His bushy eyebrows draw together. “You sure about that?”

“Positive. They marked the lines as inactive before I left for lunch.” I wipe my eyes with the back of my hand. “This wasn’t an accident.”

Rodriguez studies me for a long moment, and I can see him mentally shifting from consolation mode to investigation mode. “Ma’am, are you saying you think someone did thisdeliberately?”

Before I can answer, my phone rings. Unknown number.

Ugh, seriously? Spam callers at this hour?

I almost decline the call, but something makes me hesitate.

With everything that’s happened, maybe it’s someone who saw the fire and has information.

I bring the phone to my ear, heart hammering. “Hello?”

Silence. Then a mechanical voice, processed through some kind of distortion device, “Have you talked to your father recently, Dr. Conti?”

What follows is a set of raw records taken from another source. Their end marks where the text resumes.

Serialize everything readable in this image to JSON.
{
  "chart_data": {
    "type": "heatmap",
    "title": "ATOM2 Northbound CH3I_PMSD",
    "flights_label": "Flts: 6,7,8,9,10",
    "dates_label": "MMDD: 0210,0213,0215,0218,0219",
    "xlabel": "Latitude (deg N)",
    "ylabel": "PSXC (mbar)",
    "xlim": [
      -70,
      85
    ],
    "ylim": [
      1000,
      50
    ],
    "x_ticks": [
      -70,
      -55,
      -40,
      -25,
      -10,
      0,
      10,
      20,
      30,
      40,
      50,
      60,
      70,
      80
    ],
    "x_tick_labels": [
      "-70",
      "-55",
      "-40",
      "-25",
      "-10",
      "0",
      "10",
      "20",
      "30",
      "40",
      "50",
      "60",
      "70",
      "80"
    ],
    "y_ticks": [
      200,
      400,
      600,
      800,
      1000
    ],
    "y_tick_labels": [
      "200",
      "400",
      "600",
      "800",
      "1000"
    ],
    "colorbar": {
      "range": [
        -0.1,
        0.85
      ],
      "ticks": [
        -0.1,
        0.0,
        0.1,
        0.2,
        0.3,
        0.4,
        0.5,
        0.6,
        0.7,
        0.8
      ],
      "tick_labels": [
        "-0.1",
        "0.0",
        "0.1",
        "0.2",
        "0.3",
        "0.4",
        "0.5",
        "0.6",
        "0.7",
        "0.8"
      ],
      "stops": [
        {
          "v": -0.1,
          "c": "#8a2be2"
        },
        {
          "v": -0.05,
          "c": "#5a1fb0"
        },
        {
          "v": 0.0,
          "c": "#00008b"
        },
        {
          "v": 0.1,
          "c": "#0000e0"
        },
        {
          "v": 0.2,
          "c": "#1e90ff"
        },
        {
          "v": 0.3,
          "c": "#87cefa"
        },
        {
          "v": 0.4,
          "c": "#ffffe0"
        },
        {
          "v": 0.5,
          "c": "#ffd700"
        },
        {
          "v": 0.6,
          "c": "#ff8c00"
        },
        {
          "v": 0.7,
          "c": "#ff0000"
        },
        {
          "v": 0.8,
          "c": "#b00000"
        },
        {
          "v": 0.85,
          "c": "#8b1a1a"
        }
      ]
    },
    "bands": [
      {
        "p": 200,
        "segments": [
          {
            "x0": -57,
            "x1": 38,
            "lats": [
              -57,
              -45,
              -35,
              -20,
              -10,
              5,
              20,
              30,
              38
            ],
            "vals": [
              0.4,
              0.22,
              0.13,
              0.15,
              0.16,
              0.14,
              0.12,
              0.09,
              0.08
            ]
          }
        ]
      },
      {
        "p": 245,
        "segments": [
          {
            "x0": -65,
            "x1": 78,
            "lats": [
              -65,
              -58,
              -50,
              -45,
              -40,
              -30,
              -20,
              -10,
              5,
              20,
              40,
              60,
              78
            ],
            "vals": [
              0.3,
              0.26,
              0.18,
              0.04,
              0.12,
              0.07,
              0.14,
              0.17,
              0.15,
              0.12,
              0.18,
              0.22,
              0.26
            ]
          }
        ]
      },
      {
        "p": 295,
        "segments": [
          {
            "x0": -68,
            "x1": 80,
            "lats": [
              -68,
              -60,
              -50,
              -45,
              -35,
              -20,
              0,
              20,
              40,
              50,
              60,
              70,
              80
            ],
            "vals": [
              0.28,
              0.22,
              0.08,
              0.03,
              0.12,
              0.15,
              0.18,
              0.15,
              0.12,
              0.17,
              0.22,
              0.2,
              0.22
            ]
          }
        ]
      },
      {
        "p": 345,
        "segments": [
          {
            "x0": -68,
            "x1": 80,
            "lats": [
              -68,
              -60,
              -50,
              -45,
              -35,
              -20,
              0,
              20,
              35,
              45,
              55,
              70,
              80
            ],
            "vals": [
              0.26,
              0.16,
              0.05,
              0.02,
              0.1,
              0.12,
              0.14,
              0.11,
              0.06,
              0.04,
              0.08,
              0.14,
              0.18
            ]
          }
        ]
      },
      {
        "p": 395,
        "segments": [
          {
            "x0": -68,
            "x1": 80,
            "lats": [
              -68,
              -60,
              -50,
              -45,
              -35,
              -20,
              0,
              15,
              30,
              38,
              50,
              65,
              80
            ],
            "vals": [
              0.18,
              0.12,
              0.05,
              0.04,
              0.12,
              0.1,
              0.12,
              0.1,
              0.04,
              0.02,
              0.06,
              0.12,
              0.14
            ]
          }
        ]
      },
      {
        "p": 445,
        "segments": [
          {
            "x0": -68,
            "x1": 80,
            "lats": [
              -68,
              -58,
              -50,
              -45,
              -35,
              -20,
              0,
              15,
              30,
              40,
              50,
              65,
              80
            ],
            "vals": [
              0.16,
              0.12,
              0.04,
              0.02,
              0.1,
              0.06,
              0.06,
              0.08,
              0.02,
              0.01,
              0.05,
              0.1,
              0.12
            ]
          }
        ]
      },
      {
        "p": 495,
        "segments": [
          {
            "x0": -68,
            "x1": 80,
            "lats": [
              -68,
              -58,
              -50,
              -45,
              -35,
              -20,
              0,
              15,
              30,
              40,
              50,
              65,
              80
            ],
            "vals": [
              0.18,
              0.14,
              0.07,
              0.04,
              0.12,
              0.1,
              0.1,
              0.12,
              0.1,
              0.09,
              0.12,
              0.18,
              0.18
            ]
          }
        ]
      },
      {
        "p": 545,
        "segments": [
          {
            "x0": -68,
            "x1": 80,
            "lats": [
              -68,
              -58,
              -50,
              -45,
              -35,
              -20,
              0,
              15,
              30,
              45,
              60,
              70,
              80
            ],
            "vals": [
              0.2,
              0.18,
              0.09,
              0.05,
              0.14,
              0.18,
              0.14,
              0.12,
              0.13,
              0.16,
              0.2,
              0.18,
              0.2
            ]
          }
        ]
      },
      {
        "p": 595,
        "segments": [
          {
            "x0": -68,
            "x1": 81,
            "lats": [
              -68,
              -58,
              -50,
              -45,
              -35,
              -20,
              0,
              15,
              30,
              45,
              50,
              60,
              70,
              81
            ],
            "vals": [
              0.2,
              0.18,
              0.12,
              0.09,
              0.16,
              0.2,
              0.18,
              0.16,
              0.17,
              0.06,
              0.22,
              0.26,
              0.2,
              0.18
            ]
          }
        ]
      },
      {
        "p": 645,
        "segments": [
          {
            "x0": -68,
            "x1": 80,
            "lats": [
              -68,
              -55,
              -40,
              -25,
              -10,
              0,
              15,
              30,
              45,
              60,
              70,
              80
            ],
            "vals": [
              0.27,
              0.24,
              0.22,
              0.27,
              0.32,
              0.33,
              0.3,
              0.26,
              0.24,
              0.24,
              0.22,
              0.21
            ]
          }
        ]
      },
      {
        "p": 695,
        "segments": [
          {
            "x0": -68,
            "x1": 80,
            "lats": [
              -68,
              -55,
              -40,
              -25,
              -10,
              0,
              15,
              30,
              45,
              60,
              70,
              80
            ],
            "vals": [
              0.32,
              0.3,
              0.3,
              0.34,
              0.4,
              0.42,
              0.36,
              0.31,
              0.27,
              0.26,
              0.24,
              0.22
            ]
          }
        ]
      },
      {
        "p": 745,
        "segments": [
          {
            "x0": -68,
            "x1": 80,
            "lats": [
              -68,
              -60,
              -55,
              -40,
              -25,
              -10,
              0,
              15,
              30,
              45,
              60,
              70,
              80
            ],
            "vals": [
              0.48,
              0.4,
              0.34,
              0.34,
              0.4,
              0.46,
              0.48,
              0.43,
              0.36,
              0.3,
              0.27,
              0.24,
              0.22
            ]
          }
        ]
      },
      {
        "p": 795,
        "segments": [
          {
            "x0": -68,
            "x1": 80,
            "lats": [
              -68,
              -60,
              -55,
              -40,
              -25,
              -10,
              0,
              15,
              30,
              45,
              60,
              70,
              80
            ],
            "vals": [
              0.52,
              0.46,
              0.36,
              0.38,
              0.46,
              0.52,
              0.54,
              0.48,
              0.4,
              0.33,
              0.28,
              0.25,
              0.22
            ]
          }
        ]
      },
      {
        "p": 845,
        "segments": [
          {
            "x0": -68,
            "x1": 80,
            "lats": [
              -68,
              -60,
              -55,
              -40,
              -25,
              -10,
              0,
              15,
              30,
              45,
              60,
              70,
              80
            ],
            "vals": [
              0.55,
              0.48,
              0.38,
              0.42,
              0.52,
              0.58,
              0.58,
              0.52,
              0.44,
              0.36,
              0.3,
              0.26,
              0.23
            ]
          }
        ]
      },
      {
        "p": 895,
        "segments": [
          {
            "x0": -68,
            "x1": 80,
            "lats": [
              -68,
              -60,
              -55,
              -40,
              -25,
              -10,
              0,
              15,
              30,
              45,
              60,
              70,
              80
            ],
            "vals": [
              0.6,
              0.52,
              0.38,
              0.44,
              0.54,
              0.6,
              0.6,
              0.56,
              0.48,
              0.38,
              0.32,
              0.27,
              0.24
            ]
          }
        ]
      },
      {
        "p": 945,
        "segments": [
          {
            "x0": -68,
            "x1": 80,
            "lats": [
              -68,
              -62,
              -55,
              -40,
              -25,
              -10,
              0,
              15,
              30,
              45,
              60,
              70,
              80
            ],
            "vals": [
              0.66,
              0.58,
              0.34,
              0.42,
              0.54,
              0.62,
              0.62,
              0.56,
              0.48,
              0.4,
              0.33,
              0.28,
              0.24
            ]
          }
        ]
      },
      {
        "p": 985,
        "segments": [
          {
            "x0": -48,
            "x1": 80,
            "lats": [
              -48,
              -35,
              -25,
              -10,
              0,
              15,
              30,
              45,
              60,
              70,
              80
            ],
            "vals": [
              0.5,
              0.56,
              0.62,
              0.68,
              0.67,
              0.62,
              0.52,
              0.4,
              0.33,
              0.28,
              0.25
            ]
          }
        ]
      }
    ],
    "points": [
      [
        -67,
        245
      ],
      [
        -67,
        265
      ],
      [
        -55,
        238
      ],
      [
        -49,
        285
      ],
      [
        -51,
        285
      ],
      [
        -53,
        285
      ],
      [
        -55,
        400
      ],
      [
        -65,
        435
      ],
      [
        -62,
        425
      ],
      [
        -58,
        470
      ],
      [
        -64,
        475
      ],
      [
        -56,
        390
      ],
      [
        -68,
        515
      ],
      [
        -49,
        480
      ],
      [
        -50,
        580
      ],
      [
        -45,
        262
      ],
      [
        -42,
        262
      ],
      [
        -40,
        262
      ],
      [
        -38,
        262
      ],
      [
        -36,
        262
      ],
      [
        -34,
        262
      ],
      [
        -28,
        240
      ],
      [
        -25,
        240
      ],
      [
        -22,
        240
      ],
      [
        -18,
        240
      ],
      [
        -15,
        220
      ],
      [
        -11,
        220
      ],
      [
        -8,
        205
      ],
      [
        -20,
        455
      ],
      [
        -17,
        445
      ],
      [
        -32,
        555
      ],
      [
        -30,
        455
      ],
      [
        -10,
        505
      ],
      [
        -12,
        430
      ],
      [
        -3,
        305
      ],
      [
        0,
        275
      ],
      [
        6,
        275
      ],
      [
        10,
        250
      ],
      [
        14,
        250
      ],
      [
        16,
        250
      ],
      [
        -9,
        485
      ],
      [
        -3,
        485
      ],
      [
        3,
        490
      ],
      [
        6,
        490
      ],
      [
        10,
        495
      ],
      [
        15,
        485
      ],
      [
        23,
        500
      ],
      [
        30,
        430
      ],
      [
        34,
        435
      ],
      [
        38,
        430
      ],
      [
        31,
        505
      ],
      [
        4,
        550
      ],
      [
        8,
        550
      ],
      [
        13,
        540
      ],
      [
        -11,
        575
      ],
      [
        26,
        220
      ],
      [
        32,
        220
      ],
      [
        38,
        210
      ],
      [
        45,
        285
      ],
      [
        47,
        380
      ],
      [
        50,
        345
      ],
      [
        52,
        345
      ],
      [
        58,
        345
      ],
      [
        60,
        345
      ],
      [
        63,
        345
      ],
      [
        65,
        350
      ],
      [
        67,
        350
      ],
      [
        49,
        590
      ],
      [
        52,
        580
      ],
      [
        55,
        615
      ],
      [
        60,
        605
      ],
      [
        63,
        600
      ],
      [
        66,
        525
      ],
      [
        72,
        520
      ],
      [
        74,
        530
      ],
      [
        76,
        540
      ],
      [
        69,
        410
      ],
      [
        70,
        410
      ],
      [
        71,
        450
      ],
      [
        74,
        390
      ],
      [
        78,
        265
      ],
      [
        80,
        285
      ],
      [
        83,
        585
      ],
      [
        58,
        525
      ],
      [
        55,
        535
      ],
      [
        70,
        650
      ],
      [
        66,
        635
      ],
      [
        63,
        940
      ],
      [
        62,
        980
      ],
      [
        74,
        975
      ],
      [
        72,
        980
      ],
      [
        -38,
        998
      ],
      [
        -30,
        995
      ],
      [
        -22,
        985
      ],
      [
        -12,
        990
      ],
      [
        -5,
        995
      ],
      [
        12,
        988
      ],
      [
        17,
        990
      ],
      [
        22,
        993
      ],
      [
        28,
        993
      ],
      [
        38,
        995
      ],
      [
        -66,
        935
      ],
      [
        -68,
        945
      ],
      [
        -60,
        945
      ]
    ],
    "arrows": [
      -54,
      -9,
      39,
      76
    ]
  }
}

Time seems to slow down and my heart seizes. “W-Who is this?” I demand, ignoring Rodriguez’s puzzled look. “What do you want?”

“You should check on him,” the voice continues. “Family is so important, don’t you think? Especially when they’re…alone.”

The line goes dead.

My blood turns to ice as I slowly lower the phone. I can barely hear the fire chief calling my name.

Dad.

I fumble for his contact, pressing call with trembling fingers that won’t seem to work properly.